Quel sera le prix de cette confusion entre fascination et émerveillement, entre divertissement passif et apprentissage actif? Sur les effets néfastes des stimulus à partir des écrans, le pédiatre Dimitri Christakis écrivait dans l’une de ses nombreuses publications: “Une exposition prolongée à ces changements d’images rapides au cours de cette période cruciale du développement cérébral conditionnerait d’avance l’esprit à anticiper un flux accéléré d’information et conduirait plus tard à un manque d’attention”. En d’autres termes, l’enfant s’habitue à une réalité qui n’existe pas dans la vie réelle. Alors, lorsque l’esprit de l’enfant ou de l’adolescent revient sur le monde réel, tout lui parait extraordinairement ennuyant et énervant, puisque sa perte de sensibilité l’empêche de percevoir la beauté dans son quotidien. À défaut de pouvoir capter la beauté, l’enfant ne trouve plus d’attrait, se distrait facilement et devient abruti et complètement dépendant des stimuli artificiels. Il perd alors le désir ou l’“intérêt” d’apprendre. Cette révolte de la nature n’est là que la réaction logique de celui qui a été éloigné de la beauté, de ce que son essence réclame à cor et à cri, tout comme Yolanta, la princesse aveugle de Tchaïkovski, qui se demande: “Comment puis-je désirer ardemment ce que je ne peux percevoir qu’obscurément ?”

Devant une sensibilité endormie, le seuil de sensibilité s’élève dramatiquement, produisant un état d’oscillation entre l’apathie, l’hyperactivité et l’inattention. Dans une tentative désespérée de reconnecter avec la réalité, l’enfant cherche aveuglément et de façon compulsive de nouvelles sensations; il entre alors dans un cercle vicieux le déconnectant plus encore de la réalité lente et exigeante. Dorénavant, il ne pourra plus se mesurer à elle.

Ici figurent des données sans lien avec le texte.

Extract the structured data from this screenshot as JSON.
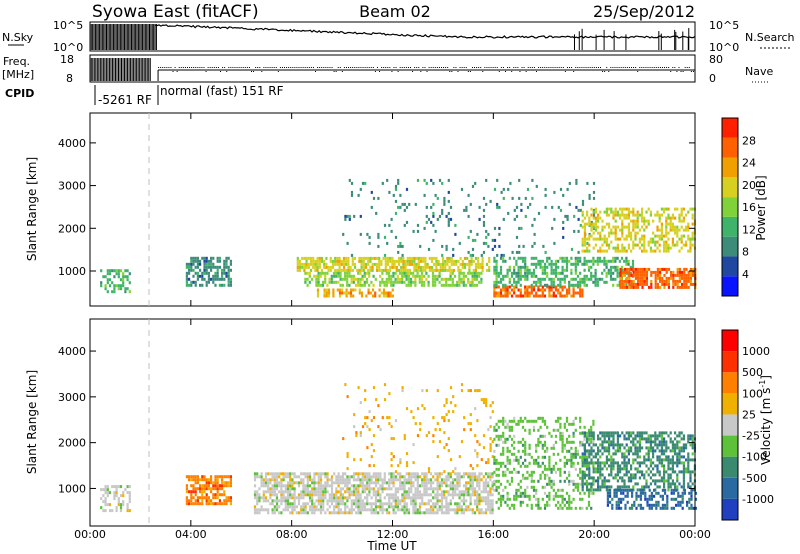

Or, la réalité est l’instrument de mesure du savoir. Et la principale condition qui permet la rencontre de l’apprenti avec la réalité dans sa totalité est l’attention soutenue, qui ne doit pas être confondue avec la fascination provoquée par les stimulus intermittents, fréquents et bruyants, bien qu’on les étiquette quelques fois à tort de “méthodes d’apprentissage actif”. Ces méthodes s’appuient sur des techniques destinées à “capter” l’attention de façon superficielle; mais, dans le meilleur des cas, ils pallieront artificiellement à l’absence d’intérêt pour apprendre. Il faut plutôt revenir au moteur principal: l’émerveillement.

L’émerveillement est lent, il savoure la réalité qu’il apprivoise pour la première fois, ou du moins comme si c’était la première -ou la dernière- fois. Chesterton a écrit: “Notre monde ne périra jamais par manque de merveilles, mais uniquement par manque d’émerveillement.” Respecter l’inclination à l’émerveillement des enfants est une tentative de détromper Chesterton dans sa prophétie, afin que, dans un monde qui bourdonne de distractions, nos enfants puissent encore s’émerveiller devant la beauté irrésistible qui les entoure.